Design of High Quantum Efficiency and High Resolution, Si/SiGe Avalanche Photodiode Focal Plane Arrays Using Novel, Back-Illuminated, Silicon-on-Sapphire Substrates

The design and development of large scale, high quantum efficiency and high resolution silicon and silicon-germanium (Si/SiGe) avalanche photodiode (APD) focal plane arrays (FPAs) is an active topic of research due to the wide range of scientific, medical and industrial applications for such high sensitivity imagers. Avalanche photodiodes can attain single photon sensitive operation due the large internal device gain that compensates and can fully eliminate the electronic readout noise normally limiting the sensitivity of solidstate detector devices, hence their importance in electronic imaging.
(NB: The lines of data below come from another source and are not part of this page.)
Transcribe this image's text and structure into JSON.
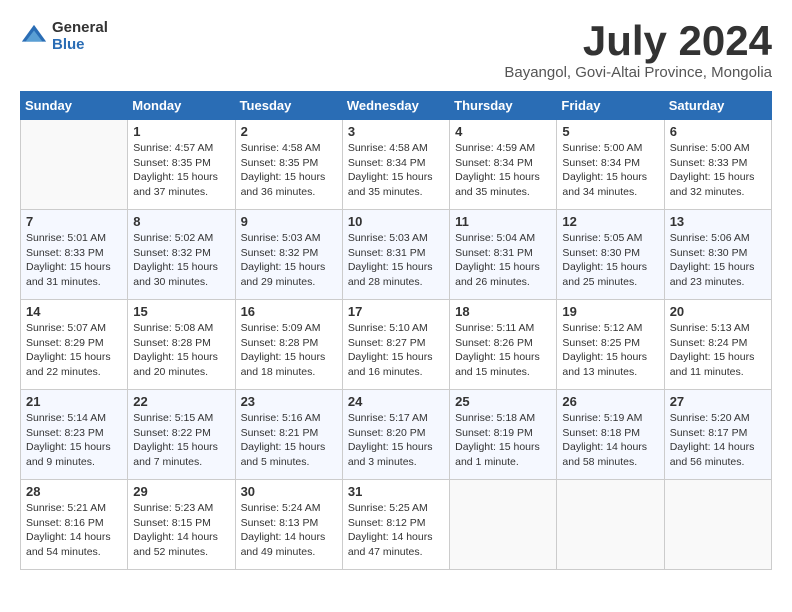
{
  "header": {
    "logo_general": "General",
    "logo_blue": "Blue",
    "month_title": "July 2024",
    "location": "Bayangol, Govi-Altai Province, Mongolia"
  },
  "days_of_week": [
    "Sunday",
    "Monday",
    "Tuesday",
    "Wednesday",
    "Thursday",
    "Friday",
    "Saturday"
  ],
  "weeks": [
    [
      {
        "day": "",
        "content": ""
      },
      {
        "day": "1",
        "content": "Sunrise: 4:57 AM\nSunset: 8:35 PM\nDaylight: 15 hours\nand 37 minutes."
      },
      {
        "day": "2",
        "content": "Sunrise: 4:58 AM\nSunset: 8:35 PM\nDaylight: 15 hours\nand 36 minutes."
      },
      {
        "day": "3",
        "content": "Sunrise: 4:58 AM\nSunset: 8:34 PM\nDaylight: 15 hours\nand 35 minutes."
      },
      {
        "day": "4",
        "content": "Sunrise: 4:59 AM\nSunset: 8:34 PM\nDaylight: 15 hours\nand 35 minutes."
      },
      {
        "day": "5",
        "content": "Sunrise: 5:00 AM\nSunset: 8:34 PM\nDaylight: 15 hours\nand 34 minutes."
      },
      {
        "day": "6",
        "content": "Sunrise: 5:00 AM\nSunset: 8:33 PM\nDaylight: 15 hours\nand 32 minutes."
      }
    ],
    [
      {
        "day": "7",
        "content": "Sunrise: 5:01 AM\nSunset: 8:33 PM\nDaylight: 15 hours\nand 31 minutes."
      },
      {
        "day": "8",
        "content": "Sunrise: 5:02 AM\nSunset: 8:32 PM\nDaylight: 15 hours\nand 30 minutes."
      },
      {
        "day": "9",
        "content": "Sunrise: 5:03 AM\nSunset: 8:32 PM\nDaylight: 15 hours\nand 29 minutes."
      },
      {
        "day": "10",
        "content": "Sunrise: 5:03 AM\nSunset: 8:31 PM\nDaylight: 15 hours\nand 28 minutes."
      },
      {
        "day": "11",
        "content": "Sunrise: 5:04 AM\nSunset: 8:31 PM\nDaylight: 15 hours\nand 26 minutes."
      },
      {
        "day": "12",
        "content": "Sunrise: 5:05 AM\nSunset: 8:30 PM\nDaylight: 15 hours\nand 25 minutes."
      },
      {
        "day": "13",
        "content": "Sunrise: 5:06 AM\nSunset: 8:30 PM\nDaylight: 15 hours\nand 23 minutes."
      }
    ],
    [
      {
        "day": "14",
        "content": "Sunrise: 5:07 AM\nSunset: 8:29 PM\nDaylight: 15 hours\nand 22 minutes."
      },
      {
        "day": "15",
        "content": "Sunrise: 5:08 AM\nSunset: 8:28 PM\nDaylight: 15 hours\nand 20 minutes."
      },
      {
        "day": "16",
        "content": "Sunrise: 5:09 AM\nSunset: 8:28 PM\nDaylight: 15 hours\nand 18 minutes."
      },
      {
        "day": "17",
        "content": "Sunrise: 5:10 AM\nSunset: 8:27 PM\nDaylight: 15 hours\nand 16 minutes."
      },
      {
        "day": "18",
        "content": "Sunrise: 5:11 AM\nSunset: 8:26 PM\nDaylight: 15 hours\nand 15 minutes."
      },
      {
        "day": "19",
        "content": "Sunrise: 5:12 AM\nSunset: 8:25 PM\nDaylight: 15 hours\nand 13 minutes."
      },
      {
        "day": "20",
        "content": "Sunrise: 5:13 AM\nSunset: 8:24 PM\nDaylight: 15 hours\nand 11 minutes."
      }
    ],
    [
      {
        "day": "21",
        "content": "Sunrise: 5:14 AM\nSunset: 8:23 PM\nDaylight: 15 hours\nand 9 minutes."
      },
      {
        "day": "22",
        "content": "Sunrise: 5:15 AM\nSunset: 8:22 PM\nDaylight: 15 hours\nand 7 minutes."
      },
      {
        "day": "23",
        "content": "Sunrise: 5:16 AM\nSunset: 8:21 PM\nDaylight: 15 hours\nand 5 minutes."
      },
      {
        "day": "24",
        "content": "Sunrise: 5:17 AM\nSunset: 8:20 PM\nDaylight: 15 hours\nand 3 minutes."
      },
      {
        "day": "25",
        "content": "Sunrise: 5:18 AM\nSunset: 8:19 PM\nDaylight: 15 hours\nand 1 minute."
      },
      {
        "day": "26",
        "content": "Sunrise: 5:19 AM\nSunset: 8:18 PM\nDaylight: 14 hours\nand 58 minutes."
      },
      {
        "day": "27",
        "content": "Sunrise: 5:20 AM\nSunset: 8:17 PM\nDaylight: 14 hours\nand 56 minutes."
      }
    ],
    [
      {
        "day": "28",
        "content": "Sunrise: 5:21 AM\nSunset: 8:16 PM\nDaylight: 14 hours\nand 54 minutes."
      },
      {
        "day": "29",
        "content": "Sunrise: 5:23 AM\nSunset: 8:15 PM\nDaylight: 14 hours\nand 52 minutes."
      },
      {
        "day": "30",
        "content": "Sunrise: 5:24 AM\nSunset: 8:13 PM\nDaylight: 14 hours\nand 49 minutes."
      },
      {
        "day": "31",
        "content": "Sunrise: 5:25 AM\nSunset: 8:12 PM\nDaylight: 14 hours\nand 47 minutes."
      },
      {
        "day": "",
        "content": ""
      },
      {
        "day": "",
        "content": ""
      },
      {
        "day": "",
        "content": ""
      }
    ]
  ]
}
Large, wafer scale arrays of ultra sensitive, high resolution silicon and silicon-germanium avalanche photodiodes have not been developed yet, primarily due to the increased fabrication complexity of such detector devices and arrays compared to the more common, nonavalanching detectors such as CCDs and CMOS-APS devices. One major fabrication challenge for avalanche type detectors is the requirement of providing effective optical isolation between adjacent detectors in an array since the avalanche gain process produces photons that could create false detection events in neighboring pixels and thereby increase the noise. Providing effective optical crosstalk isolation becomes more difficult for higher resolution arrays. While it is common for CCD arrays to have a pixel pitch between 12-30 μm and for CMOS-APS devices to have pixel pitch below 10 μm, it becomes more challenging to architect arrays of avalanche photodiodes for example, having such a small pitch due to optical crosstalk. The second major fabrication challenge for linear mode avalanche type detectors, especially critical in arrays is the detector gain uniformity. Detector gain uniformity is a critical performance parameter since an increase in gain excess noise will make the detector arrays unsuitable for precision metrology applications. As solid-state avalanche detectors are made smaller, it becomes more difficult to control the gain excess noise due to smaller area multiplication regions where the effects from slight variations in doping profiles and electric fields produce greater gain variability compared to larger area detectors.